Слезы наполнили мои глаза, но я смахнула их, сделала глубокий вдох, затем щелкнула выключателем, и все вокруг осветилось. В большой открытой комнате было светло и просторно. Стены были белыми, а полы — нежно-серыми. Тяжелые шторы из синего бархата закрывали окна от пола до потолка и отделяли студию от оживленной улицы на другой стороне. Темнота ткани соответствовала моему настроению.

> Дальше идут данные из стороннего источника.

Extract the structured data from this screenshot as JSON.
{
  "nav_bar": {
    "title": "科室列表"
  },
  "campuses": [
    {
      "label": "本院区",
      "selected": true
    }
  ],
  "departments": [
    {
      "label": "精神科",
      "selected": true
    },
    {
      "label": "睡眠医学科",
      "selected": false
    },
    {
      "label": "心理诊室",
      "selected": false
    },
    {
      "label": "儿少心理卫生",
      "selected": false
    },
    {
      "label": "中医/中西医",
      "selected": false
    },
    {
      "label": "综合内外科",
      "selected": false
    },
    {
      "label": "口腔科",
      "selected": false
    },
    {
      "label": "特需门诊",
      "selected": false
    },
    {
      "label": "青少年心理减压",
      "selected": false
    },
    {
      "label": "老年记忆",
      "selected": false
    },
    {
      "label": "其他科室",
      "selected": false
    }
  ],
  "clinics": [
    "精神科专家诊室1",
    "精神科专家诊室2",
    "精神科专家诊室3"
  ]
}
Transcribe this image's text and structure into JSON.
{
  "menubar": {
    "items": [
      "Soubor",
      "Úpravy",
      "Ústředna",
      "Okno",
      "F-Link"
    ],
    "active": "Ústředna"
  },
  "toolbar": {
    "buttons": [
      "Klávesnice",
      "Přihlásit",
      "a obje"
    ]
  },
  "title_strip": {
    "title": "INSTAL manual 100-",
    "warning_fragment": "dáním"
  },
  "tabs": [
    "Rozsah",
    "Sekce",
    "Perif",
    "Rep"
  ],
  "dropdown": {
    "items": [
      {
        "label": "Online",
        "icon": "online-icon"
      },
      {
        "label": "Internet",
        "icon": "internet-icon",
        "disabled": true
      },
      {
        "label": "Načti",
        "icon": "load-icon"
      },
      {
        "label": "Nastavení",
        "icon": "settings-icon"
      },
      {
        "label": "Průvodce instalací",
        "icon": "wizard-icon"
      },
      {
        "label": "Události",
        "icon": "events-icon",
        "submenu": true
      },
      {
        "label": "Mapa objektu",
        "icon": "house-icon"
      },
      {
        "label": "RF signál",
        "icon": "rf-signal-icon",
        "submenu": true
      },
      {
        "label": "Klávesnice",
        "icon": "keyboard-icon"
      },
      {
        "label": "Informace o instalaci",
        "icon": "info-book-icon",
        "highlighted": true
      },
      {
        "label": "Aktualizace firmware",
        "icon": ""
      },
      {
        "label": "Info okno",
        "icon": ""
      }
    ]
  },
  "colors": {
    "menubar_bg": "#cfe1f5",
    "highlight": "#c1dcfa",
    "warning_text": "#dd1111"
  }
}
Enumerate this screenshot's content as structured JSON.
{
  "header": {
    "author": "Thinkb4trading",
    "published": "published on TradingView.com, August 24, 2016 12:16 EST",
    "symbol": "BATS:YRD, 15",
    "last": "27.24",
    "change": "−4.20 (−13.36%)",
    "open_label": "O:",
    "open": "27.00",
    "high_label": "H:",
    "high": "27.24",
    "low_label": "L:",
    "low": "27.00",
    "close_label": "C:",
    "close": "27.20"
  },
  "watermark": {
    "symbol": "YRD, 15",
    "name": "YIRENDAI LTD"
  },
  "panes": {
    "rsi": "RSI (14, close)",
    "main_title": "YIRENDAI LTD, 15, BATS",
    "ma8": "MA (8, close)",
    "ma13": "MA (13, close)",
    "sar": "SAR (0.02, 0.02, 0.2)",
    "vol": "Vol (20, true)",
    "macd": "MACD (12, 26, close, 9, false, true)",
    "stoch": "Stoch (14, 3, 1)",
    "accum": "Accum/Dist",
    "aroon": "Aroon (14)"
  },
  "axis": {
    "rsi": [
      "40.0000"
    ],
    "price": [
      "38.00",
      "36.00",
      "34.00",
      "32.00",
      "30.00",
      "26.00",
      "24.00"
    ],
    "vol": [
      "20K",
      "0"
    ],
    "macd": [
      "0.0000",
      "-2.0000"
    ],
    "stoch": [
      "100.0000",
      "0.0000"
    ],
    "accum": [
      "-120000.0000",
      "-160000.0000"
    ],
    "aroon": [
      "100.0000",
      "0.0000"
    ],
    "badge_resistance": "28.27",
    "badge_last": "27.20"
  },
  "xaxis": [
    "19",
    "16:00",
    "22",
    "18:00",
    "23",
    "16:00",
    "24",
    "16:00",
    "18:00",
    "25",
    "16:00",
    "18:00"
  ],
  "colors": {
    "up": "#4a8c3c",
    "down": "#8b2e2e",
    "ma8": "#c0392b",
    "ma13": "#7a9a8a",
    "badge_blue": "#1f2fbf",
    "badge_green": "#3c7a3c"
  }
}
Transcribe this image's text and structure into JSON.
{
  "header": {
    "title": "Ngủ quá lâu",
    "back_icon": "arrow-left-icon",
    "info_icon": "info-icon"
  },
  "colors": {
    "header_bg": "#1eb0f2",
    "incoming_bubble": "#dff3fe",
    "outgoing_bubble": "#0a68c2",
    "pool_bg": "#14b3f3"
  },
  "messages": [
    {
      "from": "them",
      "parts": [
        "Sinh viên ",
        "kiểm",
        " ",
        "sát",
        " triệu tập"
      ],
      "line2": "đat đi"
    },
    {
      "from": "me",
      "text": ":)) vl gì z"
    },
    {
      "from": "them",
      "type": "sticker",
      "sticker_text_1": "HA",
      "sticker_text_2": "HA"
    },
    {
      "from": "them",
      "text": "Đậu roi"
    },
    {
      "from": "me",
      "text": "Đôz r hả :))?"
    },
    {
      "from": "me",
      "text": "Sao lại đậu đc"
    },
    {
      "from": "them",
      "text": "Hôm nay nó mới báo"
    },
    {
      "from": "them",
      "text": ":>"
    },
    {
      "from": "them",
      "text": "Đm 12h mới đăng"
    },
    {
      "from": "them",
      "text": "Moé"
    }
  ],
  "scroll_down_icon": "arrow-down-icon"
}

Я нажала кнопку Play на пульте звуковой системы, и комната мгновенно наполнилась отголосками знойного голоса, звучащего над звуком клавиш фортепиано. Я сняла теннисные туфли и собрала волосы в пучок, закрыла глаза и увидела улыбку Лирики.
Музыка играла.
Мужчина продолжал петь свою торжественную мелодию.
И я начала двигаться.
Я начала медленно, позволяя напряжению нарастать, а затем ослабевать в рассчитанных, плавных движениях. Мои руки грациозно рассекали воздух в идеальном ритме с ногами, мое тело двигалось по полу — растягиваясь, вытягиваясь, раскачиваясь в такт музыке. Затем я начала поворачиваться.
И поворачиваться.
Мое сердце билось быстрее. Вся тяжесть последних дней с каждым моим движением снималась с моих плеч. Песня дошла до своей кульминации. Музыка становилась громче.
Я продолжала поворачиваться.
Быстрее.
Более обдуманно.
Кровь прилила к кончикам пальцев рук и ног, но я отказывалась останавливаться. Музыка стихла, и танец стал больше похож на дыхание, которое делала, чем на движения моего тела. Я была измотана, но не останавливалась до самой последней ноты.